A section of wall exploded inward as something massive forced its way through the stone. Thane got his first look at what the void corruption could do to living flesh when it had unlimited time and energy to work with.

The creature had once been human, but now it stood nearly eight feet tall, its body a twisted amalgamation of flesh, bone, and void-touched metal. Its arms ended in claws that dripped with darkness, and its face was a nightmare of too many eyes and teeth arranged in patterns that hurt to look at directly.

"Runeguard," it spoke in a voice like grinding stone. "I remember your kind. I was one of you once."

Thane felt his blood go cold. The thing's armor, beneath all the corruption and twisted growth, bore the faded insignia of his Order.

"Brother Marcus?" he whispered, recognizing something familiar in the creature's stance.

"Marcus is gone," the abomination replied. "I am what he became when Malachar showed him the truth of existence. The void does not destroy—it perfects."

The corrupted Runeguard attacked with inhuman speed, its claws raking gouges in the stone floor where Thane had been standing a heartbeat before. Thane rolled aside, bringing his sword up in a desperate parry that barely deflected the creature's follow-up strike.

"You cannot win," the thing that had been Marcus hissed. "Even if you reach the ritual chamber, even if you speak the words of unbinding, it will not matter. The corruption has spread too far. The world will burn, and from its ashes will rise something beautiful and terrible."

Thane triggered his sword's last cutting rune, pouring all his remaining magical energy into the blade. "Maybe. But I'm going to make you work for it."

The empowered sword carved through the creature's corrupted flesh, drawing a scream that shattered several of the dungeon's mirrors. Black ichor sprayed across the walls, and for a moment, Thane thought he saw something like relief in the monster's too-many eyes.

"Thank you," Marcus's voice whispered from the dying abomination. "Thank you for... ending it."

Then the creature collapsed, its corrupted flesh already beginning to dissolve into void-tainted smoke.

Thane didn't have time to mourn. More footsteps echoed from the corridors, and the fortress walls continued their disturbing transformation. Spikes erupted from the floor, trying to impale him, while tentacles of living shadow reached down from the ceiling.
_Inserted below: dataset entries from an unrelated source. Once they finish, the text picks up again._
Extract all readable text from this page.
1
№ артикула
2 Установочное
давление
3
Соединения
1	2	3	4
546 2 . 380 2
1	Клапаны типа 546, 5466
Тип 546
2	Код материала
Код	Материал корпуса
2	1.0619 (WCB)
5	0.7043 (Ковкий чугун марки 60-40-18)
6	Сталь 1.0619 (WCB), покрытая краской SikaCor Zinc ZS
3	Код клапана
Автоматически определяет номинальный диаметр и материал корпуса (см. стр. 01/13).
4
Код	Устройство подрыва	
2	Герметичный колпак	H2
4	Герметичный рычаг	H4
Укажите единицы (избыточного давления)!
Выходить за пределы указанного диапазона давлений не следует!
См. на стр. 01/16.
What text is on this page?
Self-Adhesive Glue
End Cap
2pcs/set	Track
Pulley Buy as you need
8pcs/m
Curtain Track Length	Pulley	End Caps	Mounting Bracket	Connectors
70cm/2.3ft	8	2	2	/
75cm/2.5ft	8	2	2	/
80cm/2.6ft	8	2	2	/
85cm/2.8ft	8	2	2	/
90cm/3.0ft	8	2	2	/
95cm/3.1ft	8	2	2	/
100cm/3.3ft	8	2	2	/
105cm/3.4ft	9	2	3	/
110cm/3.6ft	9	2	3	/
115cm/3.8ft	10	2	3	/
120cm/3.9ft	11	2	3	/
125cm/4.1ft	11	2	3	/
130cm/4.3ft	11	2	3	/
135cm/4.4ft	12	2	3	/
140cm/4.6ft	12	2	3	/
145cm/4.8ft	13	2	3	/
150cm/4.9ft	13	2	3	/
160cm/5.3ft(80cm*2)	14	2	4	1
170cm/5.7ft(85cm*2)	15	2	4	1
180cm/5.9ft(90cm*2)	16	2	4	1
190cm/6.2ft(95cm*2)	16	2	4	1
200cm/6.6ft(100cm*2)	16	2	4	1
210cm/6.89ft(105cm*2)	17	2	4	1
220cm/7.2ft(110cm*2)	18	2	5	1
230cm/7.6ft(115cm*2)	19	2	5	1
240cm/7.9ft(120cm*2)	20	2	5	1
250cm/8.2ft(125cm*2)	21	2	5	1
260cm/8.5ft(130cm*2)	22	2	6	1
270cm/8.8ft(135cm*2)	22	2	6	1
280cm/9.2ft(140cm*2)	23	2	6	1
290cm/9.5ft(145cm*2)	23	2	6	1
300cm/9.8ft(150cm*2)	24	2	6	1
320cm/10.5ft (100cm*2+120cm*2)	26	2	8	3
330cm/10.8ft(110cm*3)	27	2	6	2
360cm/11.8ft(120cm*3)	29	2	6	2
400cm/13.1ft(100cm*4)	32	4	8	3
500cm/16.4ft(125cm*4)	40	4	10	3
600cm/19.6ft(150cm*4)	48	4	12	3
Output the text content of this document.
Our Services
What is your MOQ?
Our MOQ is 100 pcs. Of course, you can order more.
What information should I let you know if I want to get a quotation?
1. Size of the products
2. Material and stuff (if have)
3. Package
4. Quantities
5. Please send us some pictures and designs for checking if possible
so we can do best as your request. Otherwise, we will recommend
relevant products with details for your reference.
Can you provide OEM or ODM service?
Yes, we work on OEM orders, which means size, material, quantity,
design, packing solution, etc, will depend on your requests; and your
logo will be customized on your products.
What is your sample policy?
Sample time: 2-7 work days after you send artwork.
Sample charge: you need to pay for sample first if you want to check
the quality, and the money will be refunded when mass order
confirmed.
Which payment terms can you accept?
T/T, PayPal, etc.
He ran for the dungeon's main exit, using his depleted sword to hack through the grasping appendages that tried to bar his way. Korvan's protective charm was already growing warm against his chest—the void corruption in the fortress was stronger than the artificer had anticipated.

The corridor beyond the dungeon was a nightmare of impossible geometry. Passages branched in directions that shouldn't exist, stairs led both up and down simultaneously, and doorways opened onto rooms that were clearly larger than the spaces they occupied. The fortress had become something more than a building—it was a living maze designed to trap and confuse intruders.

But Thane had an advantage the fortress couldn't account for. The spirits of his fallen brothers, guided by Marcus's final act of defiance, whispered directions in his mind. Left at the branching corridor, up the stairs that led to the tower, ignore the doorways that called out in voices like sirens.

He climbed steadily through the fortress's twisted interior, fighting past void-spawned guardians and architectural impossibilities. Each level brought him closer to his goal, but also deeper into the heart of the corruption. His protective charm was burning hot now, its silver surface beginning to blacken under the strain.

Finally, after what felt like hours of climbing, Thane reached a door marked with symbols that made his eyes water to look at directly. Beyond it lay the ritual chamber where Malachar had opened the gateway to the void realm.

And somewhere far below, in the fortress's deepest foundations, lay the anchor stones that kept the portal stable.

Thane looked at his remaining equipment—one explosive charge, a sword with no magical power left, and a protective charm that would probably fail within minutes. Not much to work with for either option.

But then he remembered the words carved on the cave walls: The last flame burns brightest before it dies.

Maybe that was enough.

Thane gripped the door's handle and prepared to face whatever waited beyond.